# Travel  Plans



## north star (Jan 18, 2014)

*~ ~ **$ **~ ~ **$** ~ ~*

I want to start planning for some travel / vacation later this year.

It's been awhile since I scheduled anything.

How would you experts plan your trips ?

What Travel Sites [ if any ] would you use,  or

would you schedule each part of your travel plans independently

[ flights, vehicle rental, lodging, etc.  ],  or

would you just call a knowledgeable travel agent,  or

other ?

Thanks for any input !

*~ ~ **$** ~ ~* *$* ~ ~


----------



## cda (Jan 18, 2014)

I like travelocity for review of places hotels restaurants

I find it is cheaper to book through the hotel and airline

I have been pricing Hawaii all kinds of ways and found direct book is cheaper. Plus if you do a package deal harder to cancel. Through the hotels you can cancel most the day before

Any destination planned yet???


----------



## RJJ (Jan 18, 2014)

I agree with cda


----------



## north star (Jan 18, 2014)

[ & ]

No destination selected yet !.......Just trying to organize and plan first.

*[ & ]*


----------



## RJJ (Jan 18, 2014)

If you plan to fly get your tickets two months before or earlier.

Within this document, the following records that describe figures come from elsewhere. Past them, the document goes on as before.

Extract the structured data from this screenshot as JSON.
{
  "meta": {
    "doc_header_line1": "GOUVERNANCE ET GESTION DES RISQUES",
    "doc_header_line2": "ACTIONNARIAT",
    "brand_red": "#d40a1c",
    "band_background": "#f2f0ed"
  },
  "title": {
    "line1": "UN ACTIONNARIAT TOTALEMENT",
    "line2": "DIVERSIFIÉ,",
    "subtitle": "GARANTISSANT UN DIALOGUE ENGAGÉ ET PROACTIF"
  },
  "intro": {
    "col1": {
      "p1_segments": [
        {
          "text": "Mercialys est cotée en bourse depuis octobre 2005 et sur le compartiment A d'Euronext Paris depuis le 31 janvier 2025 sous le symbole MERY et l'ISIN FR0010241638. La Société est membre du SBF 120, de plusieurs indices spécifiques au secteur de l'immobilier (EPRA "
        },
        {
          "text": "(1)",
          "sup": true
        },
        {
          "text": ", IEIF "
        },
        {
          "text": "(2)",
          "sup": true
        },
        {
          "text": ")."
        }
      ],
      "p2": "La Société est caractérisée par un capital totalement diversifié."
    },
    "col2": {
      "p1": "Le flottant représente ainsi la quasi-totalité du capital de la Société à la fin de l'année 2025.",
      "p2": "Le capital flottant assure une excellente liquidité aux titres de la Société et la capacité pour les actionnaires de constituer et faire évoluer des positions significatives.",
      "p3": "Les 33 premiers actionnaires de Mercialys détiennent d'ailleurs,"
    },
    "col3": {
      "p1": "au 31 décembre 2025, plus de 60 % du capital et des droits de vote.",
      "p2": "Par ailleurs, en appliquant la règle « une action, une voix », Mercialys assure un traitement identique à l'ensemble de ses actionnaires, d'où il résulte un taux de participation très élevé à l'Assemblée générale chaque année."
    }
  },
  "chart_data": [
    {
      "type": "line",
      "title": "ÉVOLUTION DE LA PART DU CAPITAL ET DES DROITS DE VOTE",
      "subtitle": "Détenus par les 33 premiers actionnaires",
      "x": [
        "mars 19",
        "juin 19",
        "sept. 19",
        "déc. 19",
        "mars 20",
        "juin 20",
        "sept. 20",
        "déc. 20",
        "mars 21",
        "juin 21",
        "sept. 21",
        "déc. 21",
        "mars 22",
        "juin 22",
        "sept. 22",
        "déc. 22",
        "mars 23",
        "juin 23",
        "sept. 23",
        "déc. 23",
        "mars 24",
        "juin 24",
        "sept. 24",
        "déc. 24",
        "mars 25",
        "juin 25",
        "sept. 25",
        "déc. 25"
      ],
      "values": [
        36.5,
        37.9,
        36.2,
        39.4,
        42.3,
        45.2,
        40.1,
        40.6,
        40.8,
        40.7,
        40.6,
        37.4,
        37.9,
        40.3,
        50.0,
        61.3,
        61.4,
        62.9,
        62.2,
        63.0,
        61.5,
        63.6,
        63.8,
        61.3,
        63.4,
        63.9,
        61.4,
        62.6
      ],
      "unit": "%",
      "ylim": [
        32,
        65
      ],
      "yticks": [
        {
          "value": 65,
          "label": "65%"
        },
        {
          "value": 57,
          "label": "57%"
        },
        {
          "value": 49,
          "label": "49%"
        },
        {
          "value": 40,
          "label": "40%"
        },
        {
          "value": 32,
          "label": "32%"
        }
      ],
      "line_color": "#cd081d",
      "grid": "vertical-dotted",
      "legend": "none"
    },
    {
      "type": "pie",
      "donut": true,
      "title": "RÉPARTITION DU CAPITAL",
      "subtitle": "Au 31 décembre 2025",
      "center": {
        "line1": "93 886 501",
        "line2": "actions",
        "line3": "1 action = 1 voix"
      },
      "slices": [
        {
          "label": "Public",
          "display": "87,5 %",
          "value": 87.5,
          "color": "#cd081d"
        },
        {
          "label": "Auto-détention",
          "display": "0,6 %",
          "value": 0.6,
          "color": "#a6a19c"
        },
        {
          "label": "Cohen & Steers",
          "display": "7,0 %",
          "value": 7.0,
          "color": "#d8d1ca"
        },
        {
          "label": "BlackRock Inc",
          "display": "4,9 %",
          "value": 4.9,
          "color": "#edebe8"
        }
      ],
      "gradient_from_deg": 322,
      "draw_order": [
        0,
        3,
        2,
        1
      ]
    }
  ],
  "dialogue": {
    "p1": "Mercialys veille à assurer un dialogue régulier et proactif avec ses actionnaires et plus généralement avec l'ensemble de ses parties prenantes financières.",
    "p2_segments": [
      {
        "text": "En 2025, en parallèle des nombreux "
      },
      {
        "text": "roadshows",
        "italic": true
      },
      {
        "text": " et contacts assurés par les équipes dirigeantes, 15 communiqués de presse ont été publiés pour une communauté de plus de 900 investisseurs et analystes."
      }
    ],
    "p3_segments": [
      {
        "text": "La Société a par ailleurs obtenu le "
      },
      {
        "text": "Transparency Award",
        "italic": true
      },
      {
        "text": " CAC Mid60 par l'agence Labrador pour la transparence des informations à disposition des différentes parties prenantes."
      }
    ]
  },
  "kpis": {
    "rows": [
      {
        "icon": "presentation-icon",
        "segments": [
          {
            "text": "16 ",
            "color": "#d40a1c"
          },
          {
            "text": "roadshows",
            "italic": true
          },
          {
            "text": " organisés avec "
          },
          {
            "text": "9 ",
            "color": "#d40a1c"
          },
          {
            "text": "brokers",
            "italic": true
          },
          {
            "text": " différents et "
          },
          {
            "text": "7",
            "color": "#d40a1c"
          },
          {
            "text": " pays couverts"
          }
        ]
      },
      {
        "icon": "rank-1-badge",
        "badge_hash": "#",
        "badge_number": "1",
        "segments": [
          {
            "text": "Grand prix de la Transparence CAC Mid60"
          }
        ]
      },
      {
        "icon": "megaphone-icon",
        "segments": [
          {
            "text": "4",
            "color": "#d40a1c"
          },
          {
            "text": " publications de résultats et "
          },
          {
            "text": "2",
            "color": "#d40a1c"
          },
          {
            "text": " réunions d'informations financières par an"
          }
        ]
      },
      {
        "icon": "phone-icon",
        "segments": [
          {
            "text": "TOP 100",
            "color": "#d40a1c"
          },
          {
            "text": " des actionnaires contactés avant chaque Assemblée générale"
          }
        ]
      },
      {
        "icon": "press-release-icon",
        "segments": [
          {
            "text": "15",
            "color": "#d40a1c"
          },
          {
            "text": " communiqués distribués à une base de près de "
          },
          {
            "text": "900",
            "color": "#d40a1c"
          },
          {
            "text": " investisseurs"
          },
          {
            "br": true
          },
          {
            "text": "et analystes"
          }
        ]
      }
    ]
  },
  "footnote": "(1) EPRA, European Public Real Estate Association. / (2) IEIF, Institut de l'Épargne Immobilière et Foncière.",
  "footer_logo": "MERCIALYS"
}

I have had good luck with priceline also.


----------



## cda (Jan 18, 2014)

Yes check airline tickets for about a week, prices go up and down

I have been checking daily and hope to buy soon


----------



## north star (Jan 19, 2014)

*@ @ @*

When checking the airline prices, do you use web sites like

*Kayak, Farecompare* [ in addition to *Travelocity, Expedia,*

*Priceline,*  etc.  ],  or are you calling the individual airlines

themselves ?.......I am finding that the airline prices;  as

well as hotels, vehicles, etc., vary greatly on these sites.

I am also finding that *Travelocity* seems to be a bit easier

to use.........*Kayak* DOES seem to be more inclusive though !

Also, I have been told that Tues. & Wed. are the best

days to purchase airline tickets,  ...while Tue. thru Thu.

are the cheapest / best days to actually fly.

*@ @ @*


----------



## cda (Jan 19, 2014)

I check the airline and hotel sites direct

Have found same or higher prices on the travel sites.

Plus on hotels if you have aaa or old or other you can get a better price sometimes

On airline I play with the dates go  1-3 days before or after you want to go or come back, to see what the price does, if you have a flexible schedule


----------



## cda (Jan 19, 2014)

On the airline, I have found the one that flys more direct to your destination is cheaper than those that have to connect to their hub and than out to final destination cheaper


----------



## jwelectric (Jan 19, 2014)

I usually do some extensive planning when doing a vacation. First thing I do is see how many days I am going to be gone and plan on having someone come by to tend to the livestock.

Then I plan on how to ensure that there is enough feed to last during my leave.

Then I take the truck out to the middle of my 10 acre pasture and turn the steering wheel as far to the left as it will go. I got this idea from Nascar, the left turn part.

I set my compass on the dashboard and put her in low and floor the gas. Once she comes to a stop the direction the compass is pointing I go in that direction until I have spent half the money I take and then back home.

The wife will usually let me take 2 dollars with me on my trip so sometimes I don’t get very far especially if I am having a good time slinging that truck around in the pasture.


----------



## cda (Jan 19, 2014)

jwelectric said:
			
		

> I usually do some extensive planning when doing a vacation. First thing I do is see how many days I am going to be gone and plan on having someone come by to tend to the livestock.Then I plan on how to ensure that there is enough feed to last during my leave.
> 
> Then I take the truck out to the middle of my 10 acre pasture and turn the steering wheel as far to the left as it will go. I got this idea from Nascar, the left turn part.
> 
> ...


Cows are thinking old McDonald must have gotten in the loco weed again


----------